1) dask-scheduler --scheduler-file [scheduler_file_path]

* [scheduler_file_path]: path to write scheduler access information in the json format (e.g. /home/USERID/cluster.json).

2) mpirun -np [number_of_workers] --machinefile [machine_address_file_path] dask-mpi --no-nanny --nthreads [number_of_threads] --local-directory [local_directory_path] --no-scheduler --scheduler-file [scheduler_file_path]

* [numbrer_of_workers]: number of DASK workers to start, set this to the number of GPUs on your machine.
* [machine_address_file_path]: path to the MPI machine address file, --machinefile [machine_address_file_path] can be skipped for single node systems.
* [numbrer_of_threads]: number of threads per worker, should be >= 2.
* [local_directory_path]: path to place temporary worker files.
* [scheduler_file_path]: path to read scheduler access information written by the DASK scheduler.

1) Import Files
=======================


In [None]:
import os
import time

from dask.distributed import Client

import dask_cudf
import dask_cugraph as dcg

2) Set the Number of GPU Devices and File Paths
=======================

In [None]:
number_of_devices = 2
scheduler_file_path = r"/home/USERID/cluster.json"
input_data_path = r"/datasets/pagerank/Input-bigdata/edges"

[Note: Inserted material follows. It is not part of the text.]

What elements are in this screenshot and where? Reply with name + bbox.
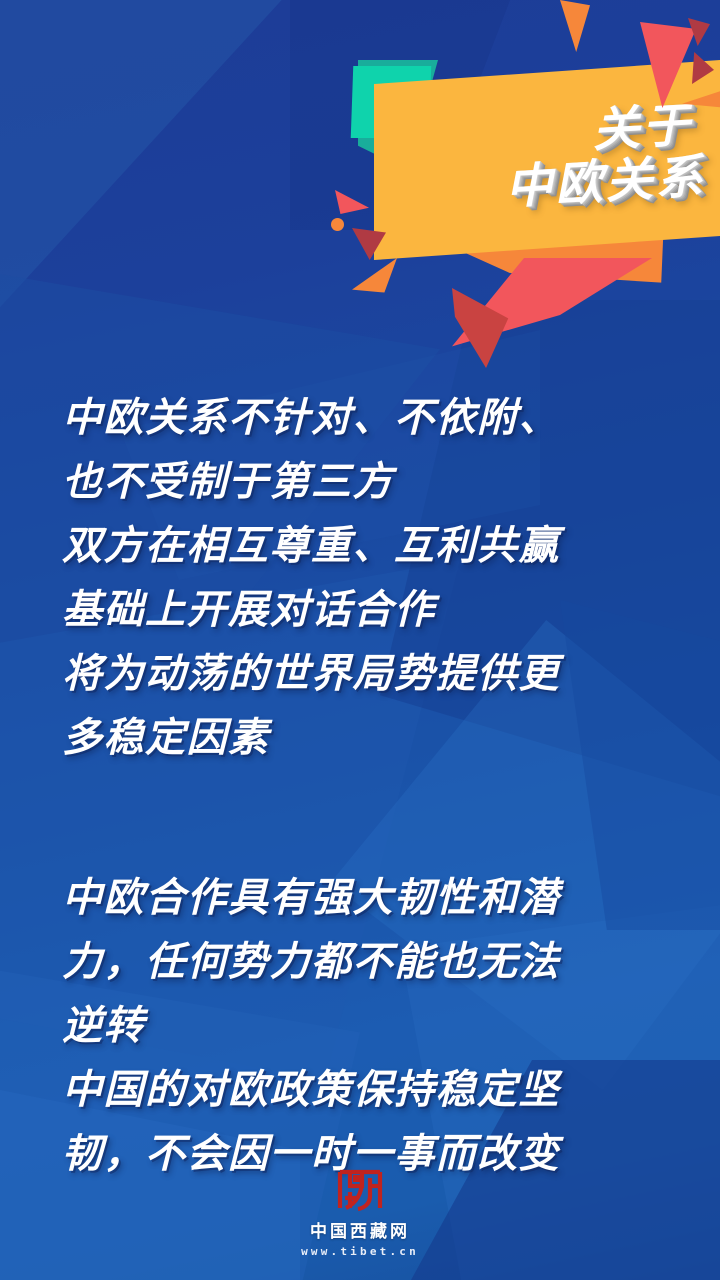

3) Define Utility Functions
=======================
set_visible maps a dask-mpi process to a single GPU device.

In [3]:
def set_visible(i, n):
    all_devices = list(range(n))
    visible_devices = ",".join(map(str, all_devices[i:] + all_devices[:i]))
    os.environ["CUDA_VISIBLE_DEVICES"] = visible_devices

4) Create a Client
=======================
Connect to the DASK scheduler.

In [4]:
start_time = time.time()  # start timing from here

client = Client(scheduler_file=scheduler_file_path,
                direct_to_workers=True)

5) Map One Worker to One GPU
=======================

In [5]:
devices = list(range(number_of_devices))
device_workers = list(client.has_what().keys())
assert len(devices) == len(device_workers)

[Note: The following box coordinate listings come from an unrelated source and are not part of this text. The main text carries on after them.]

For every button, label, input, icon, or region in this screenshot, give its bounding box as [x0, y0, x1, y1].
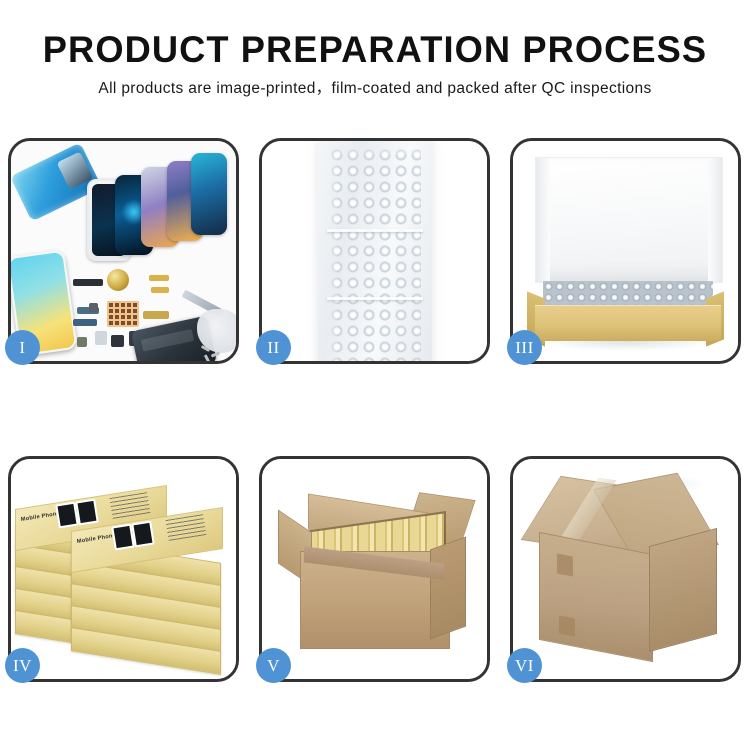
step-3-image: [513, 141, 738, 361]
step-panel-5: V: [259, 456, 490, 682]
step-1-image: [11, 141, 236, 361]
step-5-image: [262, 459, 487, 679]
step-badge-5: V: [256, 648, 291, 683]
flex-cable-part-4: [73, 319, 97, 326]
step-badge-2: II: [256, 330, 291, 365]
step-panel-4: Mobile Phone Spare Parts Mobile Phone Sp…: [8, 456, 239, 682]
small-part-1: [95, 331, 107, 345]
step-panel-6: VI: [510, 456, 741, 682]
chip-grid-part-icon: [107, 301, 139, 327]
phone-screen-5: [191, 153, 227, 235]
sealed-carton-front-face: [539, 532, 653, 662]
wrap-seam-2: [327, 297, 423, 300]
flex-cable-part-2: [151, 287, 169, 293]
carton-side-face: [430, 536, 466, 639]
mailer-bubble-wrap-contents: [543, 281, 713, 307]
carton-handle-cutout-1: [557, 553, 573, 576]
wrap-seam-1: [327, 229, 423, 232]
flex-cable-part-5: [143, 311, 169, 319]
mailer-white-lid: [535, 157, 723, 283]
step-badge-4: IV: [5, 648, 40, 683]
bubble-pattern-back: [337, 155, 421, 361]
step-panel-2: II: [259, 138, 490, 364]
retail-box-stack: Mobile Phone Spare Parts Mobile Phone Sp…: [15, 473, 235, 673]
step-4-image: Mobile Phone Spare Parts Mobile Phone Sp…: [11, 459, 236, 679]
small-part-5: [89, 303, 98, 312]
page-subtitle: All products are image-printed，film-coat…: [0, 78, 750, 100]
page-title: PRODUCT PREPARATION PROCESS: [8, 28, 743, 72]
header: PRODUCT PREPARATION PROCESS All products…: [0, 28, 750, 100]
step-panel-3: III: [510, 138, 741, 364]
step-panel-1: I: [8, 138, 239, 364]
sealed-carton-right-face: [649, 528, 717, 652]
step-badge-6: VI: [507, 648, 542, 683]
small-part-4: [77, 337, 87, 347]
mailer-kraft-front: [535, 305, 721, 341]
step-badge-3: III: [507, 330, 542, 365]
steps-grid: I II III: [8, 138, 742, 682]
earpiece-speaker-part-icon: [73, 279, 103, 286]
product-preparation-infographic: PRODUCT PREPARATION PROCESS All products…: [0, 0, 750, 750]
copper-coil-part-icon: [107, 269, 129, 291]
flex-cable-part-1: [149, 275, 169, 281]
step-2-image: [262, 141, 487, 361]
retail-box-screen-image-2: [75, 499, 99, 526]
step-badge-1: I: [5, 330, 40, 365]
small-part-2: [111, 335, 124, 347]
carton-handle-cutout-2: [559, 615, 575, 636]
retail-box-screen-image-4: [131, 521, 155, 548]
mailer-shadow: [539, 341, 717, 351]
step-6-image: [513, 459, 738, 679]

[client.submit(set_visible, device, len(devices), workers=[worker])
    for device, worker in zip(devices, device_workers)]

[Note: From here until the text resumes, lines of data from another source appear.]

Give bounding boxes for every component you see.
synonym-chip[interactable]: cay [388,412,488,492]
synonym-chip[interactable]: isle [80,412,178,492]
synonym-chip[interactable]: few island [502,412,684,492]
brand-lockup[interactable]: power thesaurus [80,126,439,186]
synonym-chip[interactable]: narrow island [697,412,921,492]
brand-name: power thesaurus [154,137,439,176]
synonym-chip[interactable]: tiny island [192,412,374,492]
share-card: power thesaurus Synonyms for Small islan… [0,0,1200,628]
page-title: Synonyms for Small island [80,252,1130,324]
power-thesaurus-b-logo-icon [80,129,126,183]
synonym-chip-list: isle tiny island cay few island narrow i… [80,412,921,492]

[<Future: status: pending, key: set_visible-4f3af2f890d6a36d7e8217c80e27002c>,
 <Future: status: pending, key: set_visible-734ca7f9b333fe2c93c28d89ff836b50>]

6) Read Input Data
=======================
Need to replace /datasets/pagerank_demo/Input-bigdata/edges to the proper directory path

In [6]:
dgdf = dask_cudf.read_csv(input_data_path + r"/part-*",
                          delimiter='\t', names=['src', 'dst'],
                          dtype=['int32', 'int32'])

7) Run PageRank
=======================

In [None]:
pagerank = dcg.mg_pagerank(dgdf)
print(pagerank)

5000


8) Close the Client and Report Execution Time
=======================

In [None]:
client.close()

end_time = time.time()
print((end_time - start_time), "seconds")